We live in a sensory world full of colors and sounds. It gets and keeps our attention from the time of our birth until the day of our conscious death. Our lives are expended on the cost of its excitement; it is inspiration of the artist and the ruin of the extravagant.
The pursuit of the now at the expense of the future has made rich men poor and beggars happy. The bird in hand enjoyed over the two in the bush belies the gambler. That which is seen now gives precedent to that which shall come.
We bemoan poor Esau, who sold his birthright for a bowl of soup and Adam’s paradise for a piece of fruit. Our heads shake at the poor fools as we sell out for even less, because today we see, but for tomorrow we are blind.
In the carnal man, the visible wins out over the invisible. The now takes priority over the future. What could be gained, is less valued than what is.
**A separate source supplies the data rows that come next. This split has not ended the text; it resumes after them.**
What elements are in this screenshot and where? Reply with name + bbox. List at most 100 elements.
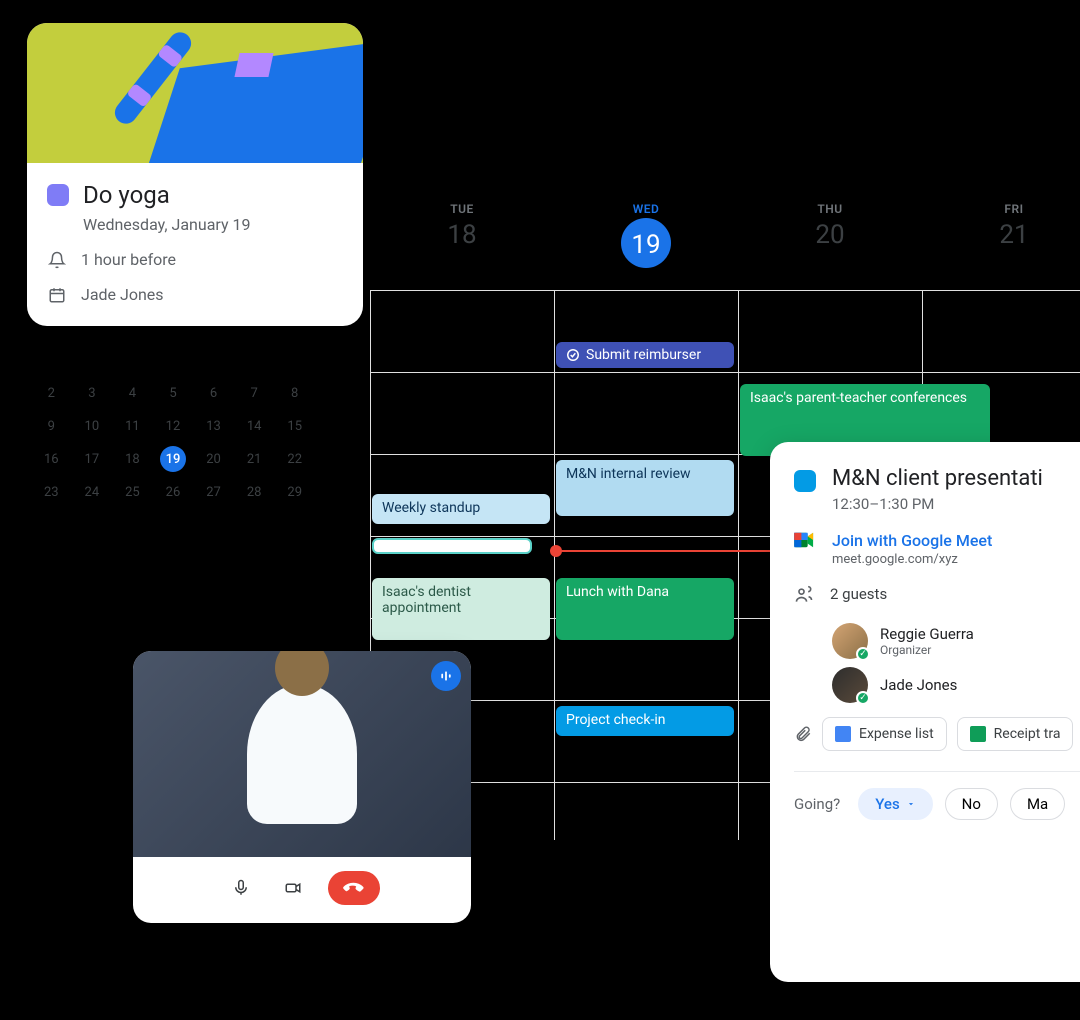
mini-month-day[interactable]: 9 [33, 413, 70, 440]
day-header[interactable]: TUE 18 [370, 202, 554, 268]
guests-count: 2 guests [830, 585, 887, 603]
video-frame [133, 651, 471, 857]
mic-button[interactable] [224, 871, 258, 905]
weekday-label: WED [554, 202, 738, 216]
mini-month-day[interactable]: 12 [155, 413, 192, 440]
rsvp-yes-label: Yes [875, 795, 899, 813]
event-lunch[interactable]: Lunch with Dana [556, 578, 734, 640]
event-weekly-standup[interactable]: Weekly standup [372, 494, 550, 524]
mini-month-day[interactable]: 13 [195, 413, 232, 440]
detail-time: 12:30–1:30 PM [832, 495, 1043, 513]
mini-month-day[interactable]: 14 [236, 413, 273, 440]
calendar-icon [47, 286, 67, 304]
mini-month-day[interactable]: 26 [155, 479, 192, 506]
mini-month-day[interactable]: 21 [236, 446, 273, 473]
event-card-hero [27, 23, 363, 163]
attachment-label: Expense list [859, 726, 934, 742]
day-header[interactable]: WED19 [554, 202, 738, 268]
attachment-label: Receipt tra [994, 726, 1061, 742]
event-reminder: 1 hour before [81, 250, 176, 269]
event-submit-reimbursement[interactable]: Submit reimburser [556, 342, 734, 368]
mini-month-day[interactable]: 27 [195, 479, 232, 506]
event-label: Submit reimburser [586, 347, 701, 363]
event-owner: Jade Jones [81, 285, 164, 304]
guests-icon [794, 585, 814, 605]
mini-month-day[interactable]: 25 [114, 479, 151, 506]
guest-name: Reggie Guerra [880, 625, 974, 643]
mini-month-day[interactable]: 3 [74, 380, 111, 407]
attachment-expense-list[interactable]: Expense list [822, 717, 947, 751]
event-card[interactable]: Do yoga Wednesday, January 19 1 hour bef… [27, 23, 363, 326]
event-project-checkin[interactable]: Project check-in [556, 706, 734, 736]
guest-row[interactable]: ✓ Reggie Guerra Organizer [832, 623, 1080, 659]
mini-month-day[interactable]: 17 [74, 446, 111, 473]
mini-month-day[interactable]: 18 [114, 446, 151, 473]
check-circle-icon [566, 348, 580, 362]
avatar: ✓ [832, 667, 868, 703]
accepted-check-icon: ✓ [856, 691, 870, 705]
mini-month-day[interactable]: 19 [160, 446, 186, 472]
guest-row[interactable]: ✓ Jade Jones [832, 667, 1080, 703]
speaking-indicator-icon [431, 661, 461, 691]
hangup-icon [343, 877, 365, 899]
join-meet-link[interactable]: Join with Google Meet [832, 531, 992, 550]
day-number: 21 [922, 220, 1080, 250]
mini-month-day[interactable]: 6 [195, 380, 232, 407]
mini-month-day[interactable]: 23 [33, 479, 70, 506]
detail-color-chip [794, 470, 816, 492]
attachment-receipt[interactable]: Receipt tra [957, 717, 1074, 751]
mini-month-day[interactable]: 4 [114, 380, 151, 407]
mini-month-day[interactable]: 29 [276, 479, 313, 506]
rsvp-maybe-button[interactable]: Ma [1010, 788, 1065, 820]
rsvp-yes-button[interactable]: Yes [858, 788, 932, 820]
meet-url: meet.google.com/xyz [832, 552, 992, 567]
mini-month-day[interactable]: 24 [74, 479, 111, 506]
weekday-label: TUE [370, 202, 554, 216]
guest-role: Organizer [880, 643, 974, 657]
weekday-label: FRI [922, 202, 1080, 216]
camera-icon [284, 879, 302, 897]
event-date: Wednesday, January 19 [83, 215, 343, 234]
chevron-down-icon [906, 799, 916, 809]
event-internal-review[interactable]: M&N internal review [556, 460, 734, 516]
camera-button[interactable] [276, 871, 310, 905]
event-detail-panel: M&N client presentati 12:30–1:30 PM Join… [770, 442, 1080, 982]
video-controls [133, 857, 471, 923]
avatar: ✓ [832, 623, 868, 659]
mini-month-day[interactable]: 15 [276, 413, 313, 440]
day-number: 18 [370, 220, 554, 250]
rsvp-label: Going? [794, 795, 840, 813]
weekday-label: THU [738, 202, 922, 216]
mini-month-day[interactable]: 5 [155, 380, 192, 407]
sheets-icon [970, 726, 986, 742]
mini-month-day[interactable]: 8 [276, 380, 313, 407]
mini-month-day[interactable]: 7 [236, 380, 273, 407]
accepted-check-icon: ✓ [856, 647, 870, 661]
event-color-chip [47, 184, 69, 206]
day-number: 20 [738, 220, 922, 250]
hangup-button[interactable] [328, 871, 380, 905]
mini-month-day[interactable]: 10 [74, 413, 111, 440]
day-header[interactable]: FRI 21 [922, 202, 1080, 268]
mic-icon [232, 879, 250, 897]
google-meet-icon [794, 531, 816, 549]
event-dentist[interactable]: Isaac's dentist appointment [372, 578, 550, 640]
guest-name: Jade Jones [880, 676, 957, 694]
detail-title: M&N client presentati [832, 466, 1043, 491]
mini-month-day[interactable]: 22 [276, 446, 313, 473]
rsvp-no-button[interactable]: No [945, 788, 998, 820]
attachment-icon [794, 725, 812, 743]
mini-month-day[interactable]: 16 [33, 446, 70, 473]
week-header: TUE 18WED19THU 20FRI 21 [370, 202, 1080, 268]
video-call-card[interactable] [133, 651, 471, 923]
mini-month-day[interactable]: 20 [195, 446, 232, 473]
mini-month-day[interactable]: 11 [114, 413, 151, 440]
bell-icon [47, 251, 67, 269]
event-empty-slot[interactable] [372, 538, 532, 554]
event-title: Do yoga [83, 181, 170, 209]
day-header[interactable]: THU 20 [738, 202, 922, 268]
mini-month-day[interactable]: 28 [236, 479, 273, 506]
docs-icon [835, 726, 851, 742]
mini-month-day[interactable]: 2 [33, 380, 70, 407]
mini-month-grid[interactable]: 2345678910111213141516171819202122232425… [33, 380, 313, 506]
The feather of a fluttering sparrow is more precious than the power of a swooping eagle to the man of clay.
The now of our diminishing existence is exalted over the never-ending of eternity. Sensual desires of today paid over a lifetime of regret are like high interest credit which never gets paid. “Who would sell his soul?”, the question is asked. Who would trade his soul for all the world? These questions are asked, but answered with shattered, ruined lives and eternal banishment in Hell.
One’s salvation in Christ is marked by faith. Seeing the unseen. Grasping and holding to something more real than steel but seemingly as thin as air. The invisible, more substantial than the seen, is viewed as a dream of the mystic and the reality of a fool. Yet the foolishness that confounds the wise is a dream conceived in mystery but birthed as substance.
Let me dream the dream of mystics and hold the reality as one the world calls a fool. The invisible is the reality of eternity while the visible will melt like snow. Eternal reality is faith come to life and then lived in the fullness of an all-seen God. Let me now dream and be called a fool, but then be considered the sage and one held by the Wisest of all.
“While we do not look at the things which are seen, but at the things which are not seen. For the things which are seen are temporary, but the things which are not seen are eternal” (2 Corinthians 4:18 NKJV).